¿Esto de cuándo ye?




Muchas veces me he preguntado si la facilidad de palabra y el excesivo estudio de la elocuencia no han causado ma­yores males que bienes a hombres y a ciudades. En efecto, cuando considero los desastres sufridos por nuestra repúbli­ca y repaso las desgracias acaecidas en otros tiempos a los más poderosos estados, compruebo que una parte considera­ble de estos daños ha sido causada por hombres de la más grande elocuencia.
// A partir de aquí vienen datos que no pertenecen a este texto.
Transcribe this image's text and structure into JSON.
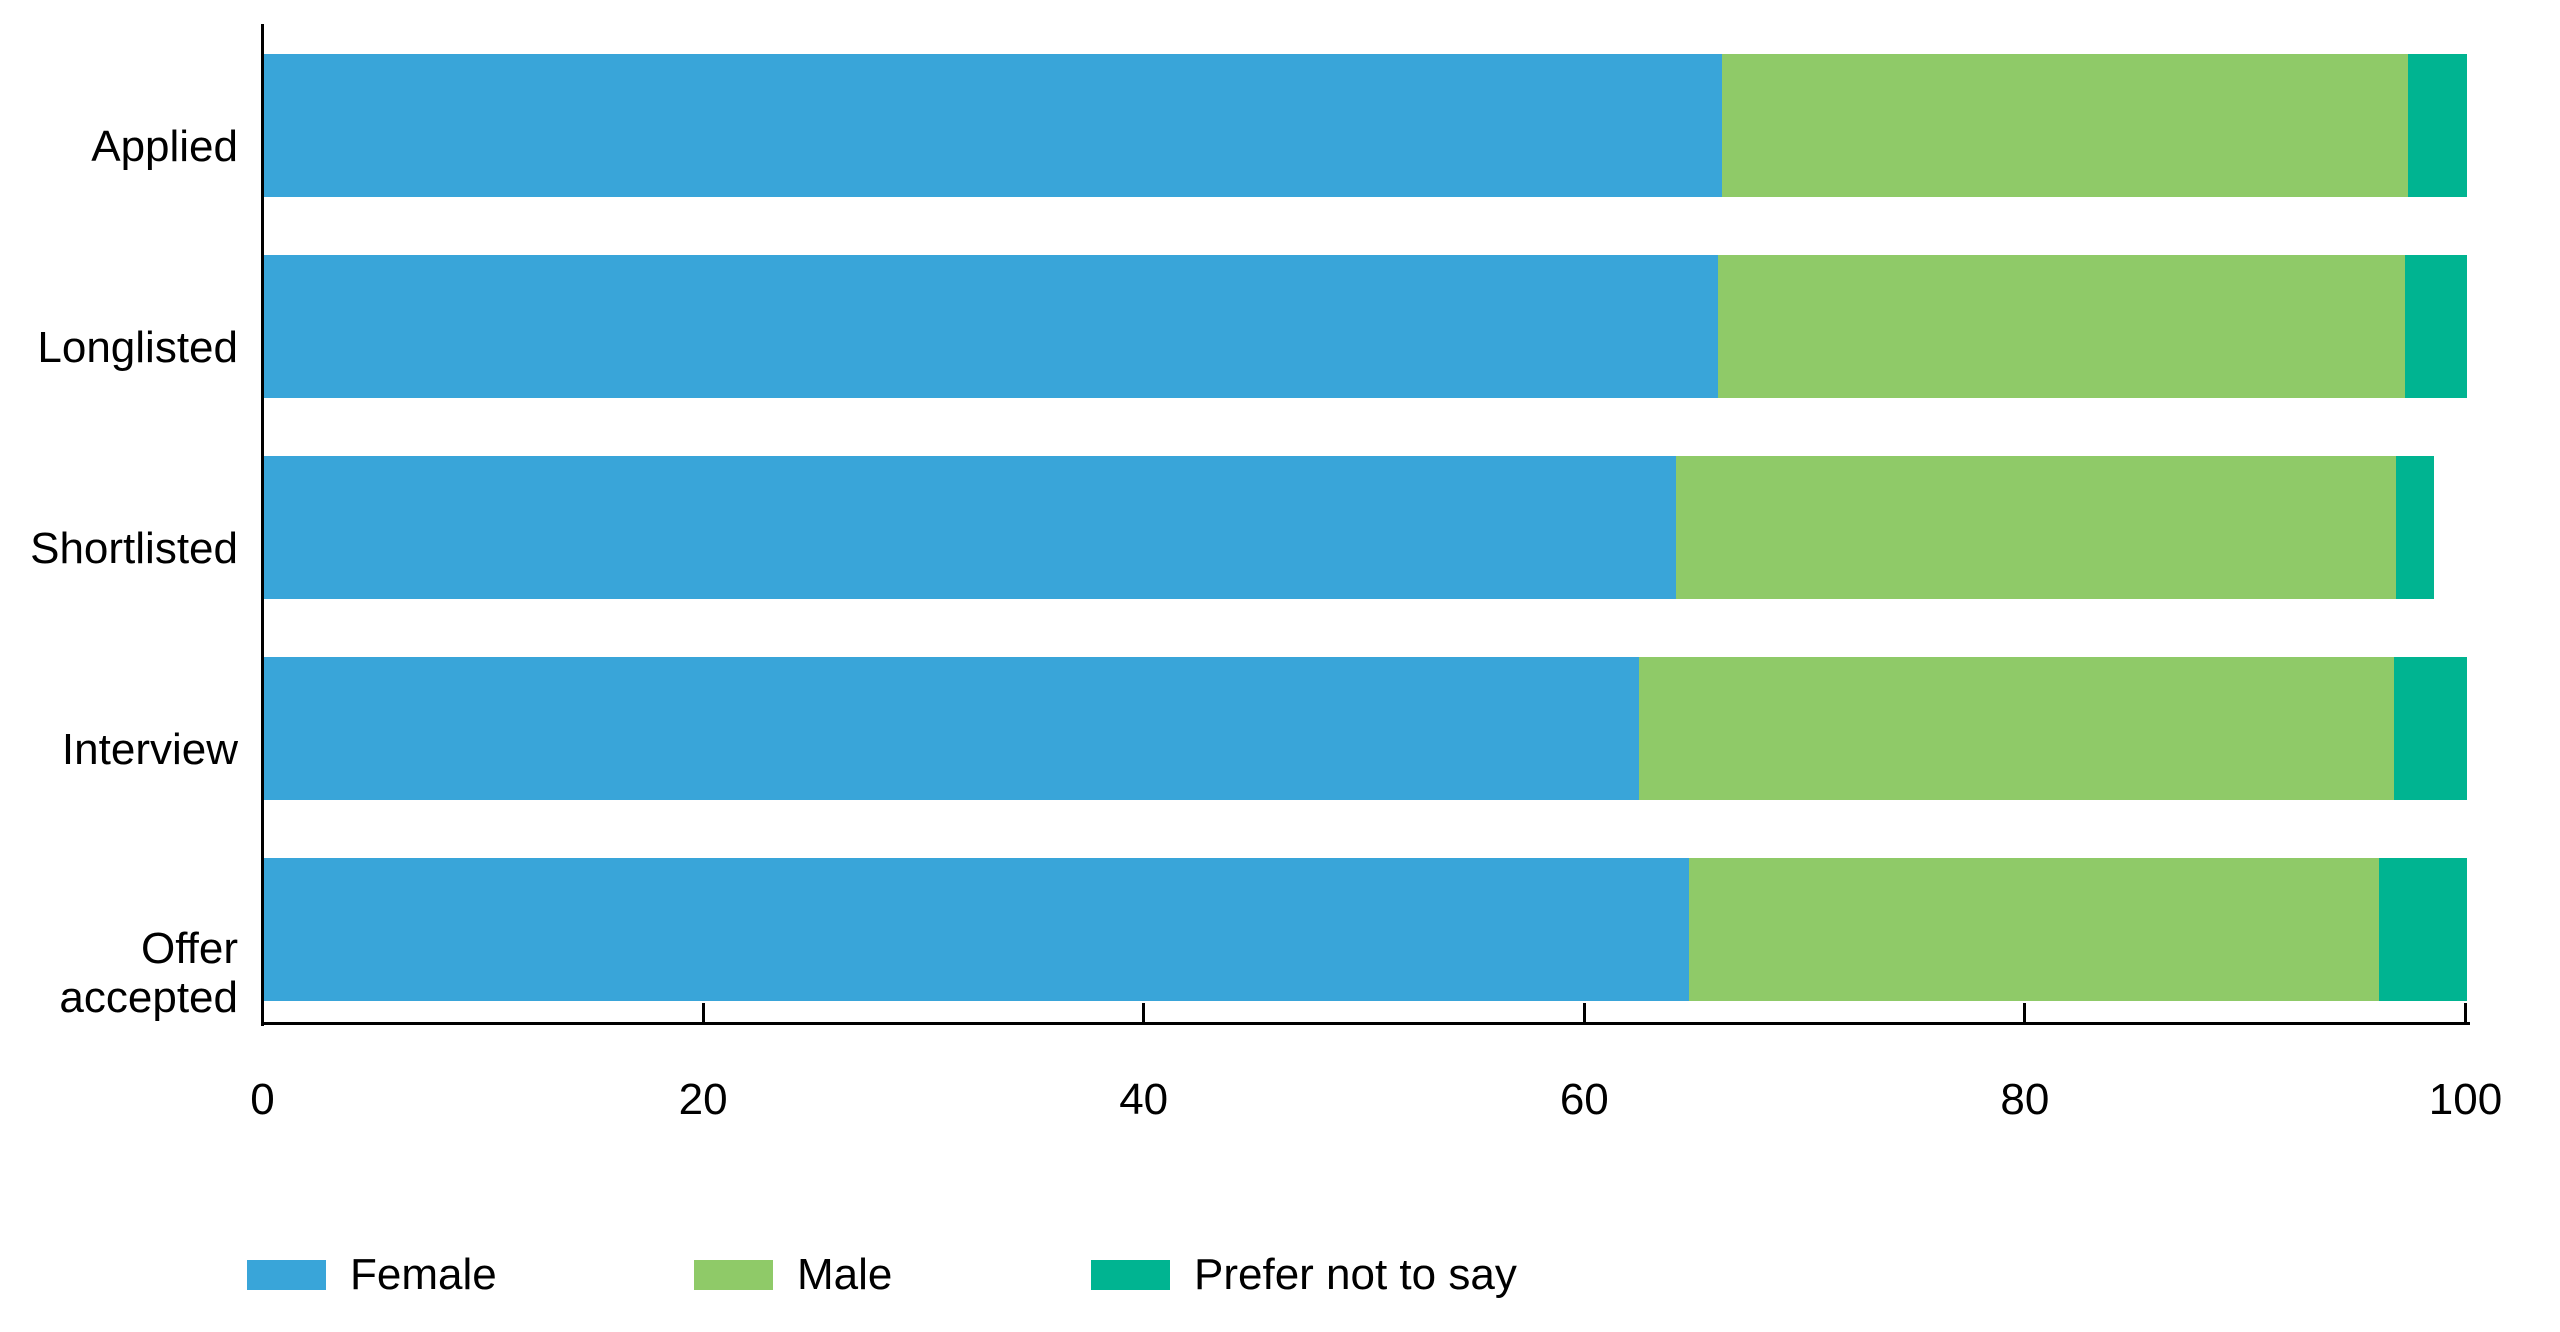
{
  "chart_data": {
    "type": "bar",
    "orientation": "horizontal",
    "stacked": true,
    "title": "",
    "xlabel": "",
    "ylabel": "",
    "categories": [
      "Applied",
      "Longlisted",
      "Shortlisted",
      "Interview",
      "Offer accepted"
    ],
    "series": [
      {
        "name": "Female",
        "color": "#39A5D9",
        "values": [
          66.2,
          66.0,
          64.1,
          62.4,
          64.7
        ]
      },
      {
        "name": "Male",
        "color": "#8FCA68",
        "values": [
          31.1,
          31.2,
          32.7,
          34.3,
          31.3
        ]
      },
      {
        "name": "Prefer not to say",
        "color": "#00B491",
        "values": [
          2.7,
          2.8,
          1.7,
          3.3,
          4.0
        ]
      }
    ],
    "row_totals": [
      100.0,
      100.0,
      98.5,
      100.0,
      100.0
    ],
    "xlim": [
      0,
      100
    ],
    "x_ticks": [
      0,
      20,
      40,
      60,
      80,
      100
    ],
    "grid": false,
    "legend_position": "bottom",
    "axis_color": "#000000",
    "background_color": "#ffffff"
  }
}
Explicaré ahora el origen de este mal. En mi opinión, hubo probablemente un tiempo en el que ni las personas sin elocuencia y sabiduría solían dedicarse a los asuntos públi­cos ni los hombres superiores y elocuentes se ocupaban de causas privadas. Mas como los asuntos de mayor importan­cia eran tratados por las personas más eminentes, otros hom­bres, que no carecían de talento, se dedicaron a los peque­ños conflictos entre particulares. Cuando en estos conflictos los hombres se acostumbraron a defender la mentira frente a la verdad, el uso frecuente de la palabra aumentó su teme­ridad hasta el punto de que los verdaderos oradores, ante las injusticias que se cometían contra los ciudadanos, se vieron obligados a enfrentarse a esos temerarios y defender cada uno a sus amigos. Y así, como los que habían dejado de la­do la sabiduría para dedicarse exclusivamente a la elocuen­cia parecían sus iguales cuando hablaban, y en ocasiones los superaban, ellos mismos se consideraron dignos de gobernar el estado y de igual modo los consideró la multitud. Por ello no debe sorprender que siempre que hombres temerarios e irreflexivos se apoderan del timón de la nave, ocurran gran­des e irreparables naufragios. Esto causó tanto odio y descrédito a la política que, como cuando se busca en puerto refugio a una violenta tempestad, los hombres de mayor talento abandonaron esa vida sediciosa y de tumultos para refugiarse en la calma del estudio.